A Terrível História da Mudança de Sexo - Part. 1

2/14/2016 01:36:00 PM Gabriell Stevenson 0 Comments



Sumário:
1. Introdução
2. Os Pais Fundadores do Movimento Transgênero
3. A trágica história dos gêmeos Reimer
4. Resultados da Universidade Johns Hopkins: a cirurgia não traz nenhum alívio
5. Resultados do Colega Benjamin: Muitos Suicídios
6. A experiência de Walt Heyer com o Dr. Walker

1. Introdução

O texto abaixo foi produzido originalmente por Walt Heyer, um autor e conferêncista que deseja ajudar a todos os que se arrependem de terem feito a cirurgia de mudança de sexo. Por meio de sua página de internet, SexChangeRegret.com, e seu blog, WaltHeyer.com. Heyer traz a público a terrível e obscura história por trás do movimento transgênico, desde as suas origens até as épocas atuais, sendo ele mesmo vítima desta "propaganda" de gênero que parece ser "linda" para alguns, mas que na realidade pode se tornar um grande pesadelo. Heyer também fala sobre a incidência de arrependimento e as trágicas consequências da realização da cirurgia.

Sua própria experiência com a mudança de sexo é relatada apenas na 3ª Parte desta matéria, mas não deixe de conferir todas as três. Os links estarão disponíveis no topo e ao final de cada texto. Boa leitura.

2. Os Pais Fundadores do Movimento Transgênero

O movimento transgênero começou como a invenção de três homens que compartilhavam o mesmo vínculo: os três eram ativistas da pedofilia.

A história começa com o infame Dr. Alfred Kinsey, um biólogo e sexólogo cujo legado perdura até hoje. Kinsey acreditava que todos os atos sexuais eram legítimos – inclusive a pedofilia, a bestialidade, o sadomasoquismo, o incesto, o adultério, a prostituição e o sexo em grupo. Ele autorizou experiências desprezíveis com crianças e bebês a fim de reunir informação para justificar sua opinião de que crianças de qualquer idade gostavam de manter relações sexuais. Kinsey defendia a normalização da pedofilia e fazia lobby contra leis que protegiam crianças inocentes e puniam predadores sexuais.

O transexualismo foi acrescentado ao repertório de Kinsey quando lhe apresentaram o caso de um garoto afeminado que queria se tornar uma menina. Kinsey consultou um conhecido, um endocrinologista chamado Dr. Harry Benjamin. Travestis, homens que se vestiam como mulheres, eram bem conhecidos. Kinsey e Benjamin viram aquilo como oportunidade de transformar um travesti fisicamente, muito além do vestuário e da maquiagem. Kinsey e Benjamin tornaram-se colaboradores profissionais do primeiro caso do que Benjamin chamaria mais tarde de “transexualismo”.

Benjamin pediu que vários psiquiatras avaliassem o garoto para possíveis procedimentos cirúrgicos que pudessem tornar sua aparência feminina. Eles não entraram em consenso sobre a conveniência de uma cirurgia que tornasse sua aparência feminina. Isso não parou Benjamin. Por conta própria, ele começou a realizar uma terapia com hormônio feminino no garoto. Ele foi à Alemanha para uma cirurgia parcial, e Benjamin perdeu o contato com ele, impossibilitando qualquer acompanhamento de longo prazo.

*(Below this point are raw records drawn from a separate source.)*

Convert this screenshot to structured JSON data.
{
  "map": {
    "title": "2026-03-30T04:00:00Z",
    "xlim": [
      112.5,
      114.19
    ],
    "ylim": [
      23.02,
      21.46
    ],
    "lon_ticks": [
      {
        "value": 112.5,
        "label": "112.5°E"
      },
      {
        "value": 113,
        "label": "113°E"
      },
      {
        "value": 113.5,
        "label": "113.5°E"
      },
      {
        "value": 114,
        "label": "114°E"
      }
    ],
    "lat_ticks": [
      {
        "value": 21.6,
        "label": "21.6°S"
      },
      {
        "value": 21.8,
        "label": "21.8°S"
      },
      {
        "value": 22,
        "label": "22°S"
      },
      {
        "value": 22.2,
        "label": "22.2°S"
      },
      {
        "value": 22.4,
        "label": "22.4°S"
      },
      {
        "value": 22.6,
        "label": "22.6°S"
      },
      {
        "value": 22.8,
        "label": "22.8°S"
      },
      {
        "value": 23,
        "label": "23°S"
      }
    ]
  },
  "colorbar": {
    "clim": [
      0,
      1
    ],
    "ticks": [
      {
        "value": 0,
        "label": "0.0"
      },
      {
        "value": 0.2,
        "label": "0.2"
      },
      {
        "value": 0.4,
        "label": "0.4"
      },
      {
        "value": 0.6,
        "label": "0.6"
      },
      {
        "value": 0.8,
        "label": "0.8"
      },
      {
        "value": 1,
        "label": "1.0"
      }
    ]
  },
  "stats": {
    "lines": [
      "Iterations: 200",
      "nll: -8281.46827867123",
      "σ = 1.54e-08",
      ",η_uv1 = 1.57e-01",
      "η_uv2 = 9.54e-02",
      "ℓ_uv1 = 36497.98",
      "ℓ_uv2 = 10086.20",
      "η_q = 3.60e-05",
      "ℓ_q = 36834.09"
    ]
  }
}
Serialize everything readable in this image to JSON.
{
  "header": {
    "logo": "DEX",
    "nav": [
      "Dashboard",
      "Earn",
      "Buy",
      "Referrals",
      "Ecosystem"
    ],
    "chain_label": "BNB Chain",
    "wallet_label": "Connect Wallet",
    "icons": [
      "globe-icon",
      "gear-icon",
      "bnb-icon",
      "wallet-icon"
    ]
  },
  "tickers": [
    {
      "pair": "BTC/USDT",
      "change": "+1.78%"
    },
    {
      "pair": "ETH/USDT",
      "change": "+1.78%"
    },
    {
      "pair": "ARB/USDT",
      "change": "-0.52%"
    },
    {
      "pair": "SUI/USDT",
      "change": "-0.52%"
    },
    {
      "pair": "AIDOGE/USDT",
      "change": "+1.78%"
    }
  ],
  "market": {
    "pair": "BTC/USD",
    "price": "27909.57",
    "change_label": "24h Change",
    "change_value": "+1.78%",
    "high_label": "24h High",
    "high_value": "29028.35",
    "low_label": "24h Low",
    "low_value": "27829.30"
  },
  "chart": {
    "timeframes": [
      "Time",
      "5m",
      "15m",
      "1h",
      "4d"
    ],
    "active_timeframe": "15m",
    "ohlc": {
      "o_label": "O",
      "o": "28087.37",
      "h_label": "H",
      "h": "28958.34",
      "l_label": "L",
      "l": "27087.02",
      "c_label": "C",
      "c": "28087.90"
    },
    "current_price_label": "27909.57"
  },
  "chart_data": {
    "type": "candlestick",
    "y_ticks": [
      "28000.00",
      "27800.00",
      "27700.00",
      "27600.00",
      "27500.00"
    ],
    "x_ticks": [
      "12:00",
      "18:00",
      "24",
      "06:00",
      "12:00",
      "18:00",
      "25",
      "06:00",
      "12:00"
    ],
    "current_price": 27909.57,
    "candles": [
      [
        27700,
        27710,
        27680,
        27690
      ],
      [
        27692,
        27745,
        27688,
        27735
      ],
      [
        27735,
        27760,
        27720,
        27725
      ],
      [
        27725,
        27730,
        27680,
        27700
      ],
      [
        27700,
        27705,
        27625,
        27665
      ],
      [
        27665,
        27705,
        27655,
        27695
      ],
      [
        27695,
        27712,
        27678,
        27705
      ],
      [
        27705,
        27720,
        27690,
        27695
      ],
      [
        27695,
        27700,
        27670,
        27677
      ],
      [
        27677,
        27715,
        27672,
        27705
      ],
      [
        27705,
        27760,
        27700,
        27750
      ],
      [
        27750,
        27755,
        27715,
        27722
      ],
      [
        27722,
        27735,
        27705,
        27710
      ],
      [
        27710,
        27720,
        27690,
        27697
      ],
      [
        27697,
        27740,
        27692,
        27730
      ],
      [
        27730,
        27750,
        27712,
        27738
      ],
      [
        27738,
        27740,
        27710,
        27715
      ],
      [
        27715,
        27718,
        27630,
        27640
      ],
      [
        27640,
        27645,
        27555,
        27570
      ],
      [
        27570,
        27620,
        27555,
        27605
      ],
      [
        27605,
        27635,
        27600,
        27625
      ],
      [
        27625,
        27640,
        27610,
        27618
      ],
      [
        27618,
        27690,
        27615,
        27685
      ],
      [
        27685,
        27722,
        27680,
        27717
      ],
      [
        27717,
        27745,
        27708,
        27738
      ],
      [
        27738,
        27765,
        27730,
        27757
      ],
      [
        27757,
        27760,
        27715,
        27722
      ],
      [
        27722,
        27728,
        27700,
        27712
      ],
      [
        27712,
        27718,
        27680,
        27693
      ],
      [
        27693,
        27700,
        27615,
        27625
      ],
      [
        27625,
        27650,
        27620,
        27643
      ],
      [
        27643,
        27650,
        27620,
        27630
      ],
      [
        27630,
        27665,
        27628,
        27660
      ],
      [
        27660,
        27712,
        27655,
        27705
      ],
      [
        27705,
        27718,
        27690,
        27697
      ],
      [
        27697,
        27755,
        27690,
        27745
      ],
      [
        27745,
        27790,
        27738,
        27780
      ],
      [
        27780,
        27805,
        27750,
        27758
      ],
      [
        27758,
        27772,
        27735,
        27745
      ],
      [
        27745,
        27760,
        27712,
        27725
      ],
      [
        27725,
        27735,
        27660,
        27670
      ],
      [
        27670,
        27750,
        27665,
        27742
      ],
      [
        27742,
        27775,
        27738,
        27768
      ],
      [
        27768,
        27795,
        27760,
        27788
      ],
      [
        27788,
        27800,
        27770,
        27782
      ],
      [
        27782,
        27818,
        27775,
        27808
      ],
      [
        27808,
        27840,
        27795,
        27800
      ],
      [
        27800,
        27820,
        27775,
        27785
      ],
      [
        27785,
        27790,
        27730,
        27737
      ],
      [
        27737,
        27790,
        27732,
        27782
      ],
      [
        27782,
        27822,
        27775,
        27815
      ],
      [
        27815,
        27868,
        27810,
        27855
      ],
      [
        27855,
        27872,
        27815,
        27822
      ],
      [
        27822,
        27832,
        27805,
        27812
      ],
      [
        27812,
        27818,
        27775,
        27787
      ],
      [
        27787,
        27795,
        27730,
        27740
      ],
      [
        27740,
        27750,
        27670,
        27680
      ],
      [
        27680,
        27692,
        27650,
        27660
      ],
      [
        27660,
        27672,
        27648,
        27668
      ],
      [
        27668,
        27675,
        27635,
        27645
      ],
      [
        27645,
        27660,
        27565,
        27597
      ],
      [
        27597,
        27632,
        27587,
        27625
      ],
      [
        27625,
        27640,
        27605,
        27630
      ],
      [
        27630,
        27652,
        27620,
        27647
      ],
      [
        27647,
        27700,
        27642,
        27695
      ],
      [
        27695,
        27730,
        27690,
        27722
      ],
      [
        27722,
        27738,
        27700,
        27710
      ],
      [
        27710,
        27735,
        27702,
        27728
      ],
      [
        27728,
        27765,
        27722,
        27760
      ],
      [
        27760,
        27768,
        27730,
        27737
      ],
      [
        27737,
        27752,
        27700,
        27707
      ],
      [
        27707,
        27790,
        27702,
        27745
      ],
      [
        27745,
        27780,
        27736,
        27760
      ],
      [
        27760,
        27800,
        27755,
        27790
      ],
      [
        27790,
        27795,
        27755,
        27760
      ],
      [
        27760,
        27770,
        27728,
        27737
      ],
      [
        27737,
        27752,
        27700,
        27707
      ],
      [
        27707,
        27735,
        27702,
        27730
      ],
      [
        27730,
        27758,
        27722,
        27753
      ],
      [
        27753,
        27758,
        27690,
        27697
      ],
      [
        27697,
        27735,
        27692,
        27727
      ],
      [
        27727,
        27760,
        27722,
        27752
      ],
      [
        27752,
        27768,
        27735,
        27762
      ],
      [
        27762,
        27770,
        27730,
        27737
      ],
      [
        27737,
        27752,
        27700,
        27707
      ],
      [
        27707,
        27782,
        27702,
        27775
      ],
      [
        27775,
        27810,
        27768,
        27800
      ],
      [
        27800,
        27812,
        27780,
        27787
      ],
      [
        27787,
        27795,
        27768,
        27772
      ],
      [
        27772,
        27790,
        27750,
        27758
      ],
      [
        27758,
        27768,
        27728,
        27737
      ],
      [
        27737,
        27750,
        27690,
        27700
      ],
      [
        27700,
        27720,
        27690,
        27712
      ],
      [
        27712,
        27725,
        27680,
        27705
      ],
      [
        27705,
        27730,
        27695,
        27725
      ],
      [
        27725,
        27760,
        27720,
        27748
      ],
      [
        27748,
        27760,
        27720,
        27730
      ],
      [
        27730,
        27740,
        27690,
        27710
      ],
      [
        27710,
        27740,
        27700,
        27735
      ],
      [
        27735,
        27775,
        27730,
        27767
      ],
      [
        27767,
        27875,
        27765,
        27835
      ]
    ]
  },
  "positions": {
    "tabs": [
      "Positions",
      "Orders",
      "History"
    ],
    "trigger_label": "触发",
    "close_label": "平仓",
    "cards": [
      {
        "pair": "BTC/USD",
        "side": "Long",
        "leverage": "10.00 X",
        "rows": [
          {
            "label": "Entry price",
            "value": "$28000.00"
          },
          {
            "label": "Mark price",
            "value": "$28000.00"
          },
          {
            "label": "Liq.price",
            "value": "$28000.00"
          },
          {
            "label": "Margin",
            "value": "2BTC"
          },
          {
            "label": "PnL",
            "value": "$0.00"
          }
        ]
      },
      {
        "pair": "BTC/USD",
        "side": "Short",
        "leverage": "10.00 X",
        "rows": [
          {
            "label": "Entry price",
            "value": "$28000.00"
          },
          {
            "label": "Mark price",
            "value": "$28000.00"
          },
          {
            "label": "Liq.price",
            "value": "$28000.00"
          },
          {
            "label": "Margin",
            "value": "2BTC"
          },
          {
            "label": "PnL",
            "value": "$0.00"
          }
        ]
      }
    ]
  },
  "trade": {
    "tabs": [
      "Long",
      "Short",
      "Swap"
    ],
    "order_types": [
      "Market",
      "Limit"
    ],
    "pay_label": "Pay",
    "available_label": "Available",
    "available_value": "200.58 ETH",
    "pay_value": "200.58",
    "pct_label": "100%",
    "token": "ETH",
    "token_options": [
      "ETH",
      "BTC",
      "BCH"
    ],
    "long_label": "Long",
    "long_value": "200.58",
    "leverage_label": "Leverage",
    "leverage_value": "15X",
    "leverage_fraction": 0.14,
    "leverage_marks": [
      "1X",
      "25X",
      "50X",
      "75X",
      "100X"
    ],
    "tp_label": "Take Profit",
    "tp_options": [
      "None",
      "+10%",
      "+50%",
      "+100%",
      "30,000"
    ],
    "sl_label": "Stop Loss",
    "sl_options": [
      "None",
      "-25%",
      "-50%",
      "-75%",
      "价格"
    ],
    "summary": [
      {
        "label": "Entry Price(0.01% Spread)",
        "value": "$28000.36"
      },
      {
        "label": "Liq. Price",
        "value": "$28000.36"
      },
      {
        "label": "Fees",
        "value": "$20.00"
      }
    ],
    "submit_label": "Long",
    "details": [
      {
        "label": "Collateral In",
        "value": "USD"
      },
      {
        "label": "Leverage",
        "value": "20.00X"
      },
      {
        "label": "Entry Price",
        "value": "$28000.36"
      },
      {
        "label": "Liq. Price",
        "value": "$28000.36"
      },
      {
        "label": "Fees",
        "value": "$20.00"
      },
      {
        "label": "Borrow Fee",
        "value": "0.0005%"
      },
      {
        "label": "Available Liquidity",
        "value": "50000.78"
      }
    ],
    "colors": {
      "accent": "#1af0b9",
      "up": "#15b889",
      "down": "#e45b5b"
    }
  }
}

3. A trágica história dos gêmeos Reimer

O terceiro co-fundador do atual movimento transgênero foi o psicólogo Dr. John Money, um dedicado discípulo de Kinsey e membro de uma equipe de pesquisa sobre transsexualismo coordenado por Benjamin.

O primeiro caso transgênero de Money ocorreu em 1967, quando um casal canadense, os Reimers, lhe pediu para reparar circuncisão mal feita em seu filho de dois anos, David. Sem qualquer justificação médica, Money realizou uma experiência para fazer sua fama e impulsionar suas teorias sobre gênero, sem se importar com as consequências na vida da criança. Money disse aos pais perturbados que a melhor maneira de garantir a felicidade de David era transformar cirurgicamente sua genitália masculina em feminina e cria-lo como menina. Como muitos pais fazem, os Reimers seguiram a ordem do médico, e David tornou-se Brenda. Money garantiu aos pais que Brenda se adaptaria à vida como menina e que ela jamais saberia a diferença. Ele disse aos pais que eles deveriam manter segredo sobre isso, e assim o fizeram – ao menos durante um tempo.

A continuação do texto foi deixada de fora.